The first health workers in the US are receiving the Pfizer/BioNTech Covid-19 vaccine Monday

The first health workers in the US are receiving the Pfizer/BioNTech Covid-19 vaccine Monday

Sandra Lindsay, a nurse at Long Island Jewish Medical Center, is inoculated with the Pfizer/BioNTech Covid-19 vaccine by Dr. Michelle Chester in Queens, New York, on December 14. | Mark Lenniha/AP

The first doses of the vaccine are now rolling out to all 50 states.

The United States launched its largest vaccination campaign in history Monday as people began to receive the first doses of the two-dose Pfizer/BioNTech Covid-19 vaccine.

Hospitals in all 50 states have started to receive the vaccine, and health care workers at the front lines of the pandemic are among the first people to receive the injections.

In New York City, Sandra Lindsay, an intensive care nurse at Long Island Jewish Medical Center in Queens, became the first person in the United States outside of a clinical trial to receive the injection.

 Mark Lennihan/AP
Intensive care unit nurse Sandra Lindsay speaks to reporters after being the first person in the US to receive the Pfizer/BioNTech Covid-19 vaccine.
 Mark Lennihan/AFP via Getty Images
Nurse Annabelle Jimenez congratulates Sandra Lindsay after she is inoculated with the Covid-19 vaccine.
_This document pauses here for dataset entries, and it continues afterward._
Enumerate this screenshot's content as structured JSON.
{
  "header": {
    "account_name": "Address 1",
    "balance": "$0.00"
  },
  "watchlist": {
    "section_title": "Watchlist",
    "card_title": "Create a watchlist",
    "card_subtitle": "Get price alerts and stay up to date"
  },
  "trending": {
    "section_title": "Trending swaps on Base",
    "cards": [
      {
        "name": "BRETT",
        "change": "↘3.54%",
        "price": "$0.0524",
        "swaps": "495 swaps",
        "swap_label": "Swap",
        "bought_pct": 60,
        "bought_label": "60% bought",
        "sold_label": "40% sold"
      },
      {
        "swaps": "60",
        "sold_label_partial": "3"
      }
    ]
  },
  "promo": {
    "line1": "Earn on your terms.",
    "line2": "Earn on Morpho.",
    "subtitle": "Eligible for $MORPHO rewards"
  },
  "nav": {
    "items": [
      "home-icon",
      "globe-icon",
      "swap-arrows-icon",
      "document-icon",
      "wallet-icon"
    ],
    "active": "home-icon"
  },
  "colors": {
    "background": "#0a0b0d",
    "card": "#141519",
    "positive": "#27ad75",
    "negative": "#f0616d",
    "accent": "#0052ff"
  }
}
The Pfizer/BioNTech vaccine will also be administered Monday in places like Michigan, Ohio, and Washington, DC.

The rollout comes after the Food and Drug Administration granted an emergency use authorization to the Pfizer/BioNTech vaccine on Friday evening. The authorization followed a recommendation from a vaccine advisory committee after reviewing clinical trial data showing that the vaccine was 95 percent effective at preventing disease in people 16 years old and older. The US emergency authorization follows similar clearances in Canada and the United Kingdom last week.

And not a moment too soon: The US is reaching horrific new levels of Covid-19 hospitalizations, with many ICUs around the country overwhelmed. Meanwhile, daily fatality numbers keep climbing, with close to 300,000 total reported deaths in the US since the pandemic started.

The launch of the Pfizer/BioNTech vaccine marks the fastest development effort for a vaccine in history, an endeavor that typically spans decades. In addition, the Pfizer/BioNTech vaccine uses mRNA as its platform, a new technology that has never seen widespread use in humans before.

“In my lifetime, biomedical science has never moved this fast,” said E. John Wherry, director of the Institute of Immunology at the University of Pennsylvania, during a Monday webinar about Covid-19 vaccines. “This would have been absolutely unfathomable just a few years ago that we would move this fast.”

While health care workers and people in long-term care facilities are at the front of the line, these groups add up to about 24 million people, so the first round of vaccine shipments will not be enough for everyone. Some hospital systems are using algorithms to weigh risk factors; others are using lotteries to determine who will be among the first to receive the inoculation.

Operation Warp Speed, the program from the Department of Health and Human Services, is aiming to have enough Covid-19 vaccines to immunize 20 million Americans in December, 30 million more in January, and 50 million more in February as more vaccines gain approval.

Another challenge is that the Pfizer/BioNTech vaccine has stringent cold storage requirements, demanding temperatures of -70°C (-94°F) or lower. While Pfizer says it has developed shipping containers that can safely store the vaccine at the requisite temperatures for up to 10 days, longer storage will require specialized ultra-cold freezers that are only available at a handful of medical facilities, and those places have limited storage space. That means timing the shipments of the vaccine will be critical.

The FDA’s vaccine advisory committee is meeting on Thursday to consider another mRNA-based Covid-19 vaccine, this one developed by Moderna. This vaccine also demonstrated 95 percent efficacy.

The final challenge will be to develop the infrastructure to get the vaccines to 330 million Americans and to convince the holdouts to take them.